Clipboards Have Multiple Personalties
Clipboards are more than a text buffer, they're almost full databases
One day, I copied a paragraph from a Word document into another Word document, and also into notepad.exe
. When I pasted into the second Word document, all my font sizes, color, spacing etc. remained in place, but when I pasted into notepad.exe
I just got the raw text. Clearly the clipboard is storing styling information, but it's additionally storing the raw version? I had to find out more...
It turns out that, yes, when you copy data, multiple formats are stored in clipboard, and then applications dictate which formats they can accept. Let's have a quick look at that in practice.

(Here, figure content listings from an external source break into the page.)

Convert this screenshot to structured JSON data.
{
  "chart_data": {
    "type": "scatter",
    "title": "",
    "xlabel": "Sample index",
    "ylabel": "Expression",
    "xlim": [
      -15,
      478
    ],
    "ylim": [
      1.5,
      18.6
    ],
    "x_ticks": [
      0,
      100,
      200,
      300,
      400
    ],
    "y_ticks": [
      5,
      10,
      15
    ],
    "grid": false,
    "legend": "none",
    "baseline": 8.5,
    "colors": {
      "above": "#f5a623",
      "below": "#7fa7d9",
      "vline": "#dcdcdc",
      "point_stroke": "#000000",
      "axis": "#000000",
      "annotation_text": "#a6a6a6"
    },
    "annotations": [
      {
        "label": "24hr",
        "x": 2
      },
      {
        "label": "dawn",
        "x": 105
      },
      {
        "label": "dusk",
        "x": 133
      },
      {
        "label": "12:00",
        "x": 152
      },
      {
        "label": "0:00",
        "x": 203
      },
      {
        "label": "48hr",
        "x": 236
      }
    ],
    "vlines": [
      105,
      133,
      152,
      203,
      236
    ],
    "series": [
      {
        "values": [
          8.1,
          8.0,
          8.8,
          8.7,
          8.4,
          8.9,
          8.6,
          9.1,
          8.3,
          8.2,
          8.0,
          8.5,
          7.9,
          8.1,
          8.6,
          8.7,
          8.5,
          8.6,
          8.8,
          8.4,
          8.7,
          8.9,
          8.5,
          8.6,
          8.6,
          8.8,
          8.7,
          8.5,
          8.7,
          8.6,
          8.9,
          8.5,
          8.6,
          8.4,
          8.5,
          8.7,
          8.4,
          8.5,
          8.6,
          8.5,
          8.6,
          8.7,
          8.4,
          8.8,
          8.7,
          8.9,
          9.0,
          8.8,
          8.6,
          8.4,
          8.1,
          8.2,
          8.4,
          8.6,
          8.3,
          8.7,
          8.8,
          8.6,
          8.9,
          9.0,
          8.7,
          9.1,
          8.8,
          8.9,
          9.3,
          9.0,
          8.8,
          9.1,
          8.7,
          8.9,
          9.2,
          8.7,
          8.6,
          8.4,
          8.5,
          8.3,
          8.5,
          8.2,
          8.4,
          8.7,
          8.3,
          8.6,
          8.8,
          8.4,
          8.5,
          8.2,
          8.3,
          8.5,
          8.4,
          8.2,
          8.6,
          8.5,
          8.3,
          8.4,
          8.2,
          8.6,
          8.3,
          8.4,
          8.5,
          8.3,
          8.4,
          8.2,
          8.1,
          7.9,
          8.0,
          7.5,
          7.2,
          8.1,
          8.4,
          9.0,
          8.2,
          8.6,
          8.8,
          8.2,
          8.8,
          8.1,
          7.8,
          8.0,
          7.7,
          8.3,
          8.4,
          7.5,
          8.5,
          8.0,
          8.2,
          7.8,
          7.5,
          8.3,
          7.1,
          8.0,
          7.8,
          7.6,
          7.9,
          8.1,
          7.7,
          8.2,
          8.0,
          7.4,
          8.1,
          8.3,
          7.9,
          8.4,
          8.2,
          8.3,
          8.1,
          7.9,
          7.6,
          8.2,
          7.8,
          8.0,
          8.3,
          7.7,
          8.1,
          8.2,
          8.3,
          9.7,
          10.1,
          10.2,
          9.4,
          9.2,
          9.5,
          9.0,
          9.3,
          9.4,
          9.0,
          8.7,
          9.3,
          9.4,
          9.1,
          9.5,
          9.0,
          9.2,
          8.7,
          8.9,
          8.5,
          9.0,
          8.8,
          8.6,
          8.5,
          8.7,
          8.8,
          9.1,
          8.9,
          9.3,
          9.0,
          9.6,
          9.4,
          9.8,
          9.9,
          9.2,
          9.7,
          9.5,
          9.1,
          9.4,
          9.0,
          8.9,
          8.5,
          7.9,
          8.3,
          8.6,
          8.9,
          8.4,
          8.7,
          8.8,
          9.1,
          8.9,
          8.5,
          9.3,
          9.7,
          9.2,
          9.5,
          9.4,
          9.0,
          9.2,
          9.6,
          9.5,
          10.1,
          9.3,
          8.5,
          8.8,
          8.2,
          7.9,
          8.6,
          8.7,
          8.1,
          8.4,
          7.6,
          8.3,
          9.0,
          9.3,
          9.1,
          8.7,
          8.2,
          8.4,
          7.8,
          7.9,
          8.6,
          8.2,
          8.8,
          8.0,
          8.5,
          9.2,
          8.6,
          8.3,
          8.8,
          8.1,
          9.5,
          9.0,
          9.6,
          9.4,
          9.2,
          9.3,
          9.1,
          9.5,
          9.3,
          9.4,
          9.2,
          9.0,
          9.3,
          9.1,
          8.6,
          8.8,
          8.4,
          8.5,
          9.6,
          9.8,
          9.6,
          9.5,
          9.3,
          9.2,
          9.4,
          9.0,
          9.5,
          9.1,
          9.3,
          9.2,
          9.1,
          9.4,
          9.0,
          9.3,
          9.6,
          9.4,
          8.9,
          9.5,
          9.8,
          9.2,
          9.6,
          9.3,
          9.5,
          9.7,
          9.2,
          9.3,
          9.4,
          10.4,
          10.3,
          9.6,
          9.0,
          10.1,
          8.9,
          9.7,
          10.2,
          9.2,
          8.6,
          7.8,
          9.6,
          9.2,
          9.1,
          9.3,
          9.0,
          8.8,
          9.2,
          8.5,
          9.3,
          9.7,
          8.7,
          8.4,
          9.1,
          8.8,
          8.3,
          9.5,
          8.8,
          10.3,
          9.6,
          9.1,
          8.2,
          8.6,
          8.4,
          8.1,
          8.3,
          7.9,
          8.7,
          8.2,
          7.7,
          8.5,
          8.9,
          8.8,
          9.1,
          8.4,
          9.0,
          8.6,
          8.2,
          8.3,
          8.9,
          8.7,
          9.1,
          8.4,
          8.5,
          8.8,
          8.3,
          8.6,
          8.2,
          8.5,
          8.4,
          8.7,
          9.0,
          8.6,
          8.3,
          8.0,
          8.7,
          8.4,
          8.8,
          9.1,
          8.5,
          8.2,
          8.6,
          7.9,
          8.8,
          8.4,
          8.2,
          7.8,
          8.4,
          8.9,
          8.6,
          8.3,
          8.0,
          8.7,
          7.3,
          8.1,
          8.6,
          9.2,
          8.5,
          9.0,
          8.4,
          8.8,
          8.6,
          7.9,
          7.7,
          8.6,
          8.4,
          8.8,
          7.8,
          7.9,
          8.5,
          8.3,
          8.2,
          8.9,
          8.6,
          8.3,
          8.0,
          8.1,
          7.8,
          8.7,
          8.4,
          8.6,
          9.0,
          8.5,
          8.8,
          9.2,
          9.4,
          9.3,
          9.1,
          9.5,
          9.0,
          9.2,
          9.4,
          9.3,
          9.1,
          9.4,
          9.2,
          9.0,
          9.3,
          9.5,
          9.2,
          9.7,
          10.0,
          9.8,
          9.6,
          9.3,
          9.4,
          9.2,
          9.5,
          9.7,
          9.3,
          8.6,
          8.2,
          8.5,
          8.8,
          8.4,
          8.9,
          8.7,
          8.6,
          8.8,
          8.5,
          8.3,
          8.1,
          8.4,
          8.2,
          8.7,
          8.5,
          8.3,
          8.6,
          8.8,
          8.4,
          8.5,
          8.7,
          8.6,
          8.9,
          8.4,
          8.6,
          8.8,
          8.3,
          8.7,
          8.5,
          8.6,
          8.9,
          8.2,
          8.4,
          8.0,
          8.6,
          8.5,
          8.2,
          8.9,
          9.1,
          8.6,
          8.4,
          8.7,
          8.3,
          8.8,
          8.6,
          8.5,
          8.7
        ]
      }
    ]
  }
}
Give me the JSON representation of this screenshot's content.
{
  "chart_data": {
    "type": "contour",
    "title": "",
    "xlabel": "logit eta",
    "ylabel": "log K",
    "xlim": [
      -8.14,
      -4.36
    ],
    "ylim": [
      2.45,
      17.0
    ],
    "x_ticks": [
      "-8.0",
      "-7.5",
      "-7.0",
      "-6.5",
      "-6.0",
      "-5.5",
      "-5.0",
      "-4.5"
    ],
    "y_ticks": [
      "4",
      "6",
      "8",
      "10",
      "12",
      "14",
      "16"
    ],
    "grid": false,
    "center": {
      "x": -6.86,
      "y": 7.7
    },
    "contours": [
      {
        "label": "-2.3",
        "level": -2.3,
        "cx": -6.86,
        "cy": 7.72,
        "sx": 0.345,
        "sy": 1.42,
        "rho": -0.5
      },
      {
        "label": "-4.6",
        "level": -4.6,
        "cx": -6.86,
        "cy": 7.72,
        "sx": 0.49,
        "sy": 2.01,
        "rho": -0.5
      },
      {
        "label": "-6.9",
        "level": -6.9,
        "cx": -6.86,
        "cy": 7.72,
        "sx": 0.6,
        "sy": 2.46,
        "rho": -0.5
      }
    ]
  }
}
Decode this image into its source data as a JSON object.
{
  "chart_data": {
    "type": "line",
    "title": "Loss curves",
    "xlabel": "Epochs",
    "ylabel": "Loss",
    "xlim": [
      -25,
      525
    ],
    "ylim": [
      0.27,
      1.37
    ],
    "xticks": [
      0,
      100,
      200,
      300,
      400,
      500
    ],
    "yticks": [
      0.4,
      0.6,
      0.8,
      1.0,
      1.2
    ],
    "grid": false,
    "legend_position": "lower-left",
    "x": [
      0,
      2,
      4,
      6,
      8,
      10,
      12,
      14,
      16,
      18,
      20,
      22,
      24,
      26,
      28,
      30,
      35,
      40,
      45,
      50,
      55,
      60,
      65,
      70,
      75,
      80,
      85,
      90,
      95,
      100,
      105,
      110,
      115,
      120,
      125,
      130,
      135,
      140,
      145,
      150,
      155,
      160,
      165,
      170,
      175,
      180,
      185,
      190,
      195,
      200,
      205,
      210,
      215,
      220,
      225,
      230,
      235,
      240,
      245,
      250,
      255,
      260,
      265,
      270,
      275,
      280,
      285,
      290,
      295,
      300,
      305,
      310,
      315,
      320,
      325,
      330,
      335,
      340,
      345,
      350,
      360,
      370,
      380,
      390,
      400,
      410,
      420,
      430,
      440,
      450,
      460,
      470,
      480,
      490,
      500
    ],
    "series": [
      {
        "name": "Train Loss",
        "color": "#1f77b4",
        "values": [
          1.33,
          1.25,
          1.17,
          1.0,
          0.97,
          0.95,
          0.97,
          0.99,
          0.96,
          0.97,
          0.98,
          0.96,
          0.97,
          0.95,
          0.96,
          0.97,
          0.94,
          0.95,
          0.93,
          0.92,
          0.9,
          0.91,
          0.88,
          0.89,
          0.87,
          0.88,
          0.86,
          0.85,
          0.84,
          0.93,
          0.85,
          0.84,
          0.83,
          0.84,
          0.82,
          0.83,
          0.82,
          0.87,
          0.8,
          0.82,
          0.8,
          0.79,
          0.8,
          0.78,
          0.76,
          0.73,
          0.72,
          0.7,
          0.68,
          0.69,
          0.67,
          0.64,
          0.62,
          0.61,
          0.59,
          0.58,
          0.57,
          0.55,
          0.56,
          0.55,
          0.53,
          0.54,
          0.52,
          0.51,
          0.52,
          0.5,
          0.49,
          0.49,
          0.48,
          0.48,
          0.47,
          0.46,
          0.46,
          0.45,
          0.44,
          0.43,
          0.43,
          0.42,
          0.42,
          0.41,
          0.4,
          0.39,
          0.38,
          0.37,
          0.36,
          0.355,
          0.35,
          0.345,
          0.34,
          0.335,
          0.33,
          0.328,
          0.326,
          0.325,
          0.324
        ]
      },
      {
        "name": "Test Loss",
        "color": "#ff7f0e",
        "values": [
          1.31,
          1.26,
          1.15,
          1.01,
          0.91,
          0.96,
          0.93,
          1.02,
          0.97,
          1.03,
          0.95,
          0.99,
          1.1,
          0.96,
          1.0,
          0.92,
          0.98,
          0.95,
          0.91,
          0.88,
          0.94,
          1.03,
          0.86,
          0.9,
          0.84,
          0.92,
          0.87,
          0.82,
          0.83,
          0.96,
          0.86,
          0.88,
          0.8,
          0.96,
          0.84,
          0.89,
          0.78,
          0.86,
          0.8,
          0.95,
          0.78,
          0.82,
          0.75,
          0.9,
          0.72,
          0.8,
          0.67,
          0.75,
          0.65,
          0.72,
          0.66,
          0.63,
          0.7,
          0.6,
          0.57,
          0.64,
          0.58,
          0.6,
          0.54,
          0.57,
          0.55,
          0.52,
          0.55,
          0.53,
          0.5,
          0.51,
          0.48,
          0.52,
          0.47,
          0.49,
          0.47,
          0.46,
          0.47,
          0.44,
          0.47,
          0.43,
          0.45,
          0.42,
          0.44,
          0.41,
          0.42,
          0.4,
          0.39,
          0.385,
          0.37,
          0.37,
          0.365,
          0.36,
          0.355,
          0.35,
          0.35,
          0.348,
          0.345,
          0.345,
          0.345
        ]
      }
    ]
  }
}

Cracking open the clipboard
In this demo, I am using Linux with the Xorg
clipboard, although similar principles apply on Windows, and I'm sure MacOS.
Using the tool xclip
we can examine the clipboard in detail. To get a list of formats currently stored on the clipboard, use the command: xclip -selection clipboard -o -t TARGETS
[1]. For the first demo, let's copy some raw text and see what's on the clipboard.
Seems we get a MIME type for plain text, a UTF8 formatted string, and a timestamp for when the copy event happened. Nothing too surprising other than the UTF8 string. Does the system auto convert plain text to UTF8 in case an application doesn't accept plain text? What about if we were to copy an image?
Again, no surprises there. Now for a file from my nautilus
file manager.
We have a lot of objects, but many of them contain the same data, which is simply a URI to the file e.g file:///home/harrison/example.json
. Finally, what kicked this all off, some formatted text from Google Docs:
Looks like it stores both HTML and custom Google Docs schema (in Word, this would be XML). What we can also see is that web apps can register custom schemas, are there security implications to this?
One little quirk I found while looking into this, is that when you copy an image from Firefox, it converts the image on the fly to a whole bunch of image formats!
A view from the other side
So we've seen what the clipboard looks like, but we're yet to see how applications copy various formats, and how they register what formats they can understand. Each OS and application framework would do this differently, so let's use the great equalizer and look at this in the browser with javascript. Firstly: setting custom clipboard data[2].
document.addEventListener('copy', function(e) {
e.clipboardData.setData('text/plain', 'Howdy');
e.clipboardData.setData('application/harrisonm', 'Howdy');
e.preventDefault();
});
Easy enough, and what about listing / reacting to different formats?[3]
document.addEventListener('paste', function(e) {
console.log(e.clipboardData.types);
if (e.clipboardData.types.indexOf('text/html') > -1) {
var HTMLdata = e.clipboardData.getData('text/html');
e.preventDefault();
}
});
That's all, hope you enjoyed my little foray into clipboard management, and more importantly, that you learnt something!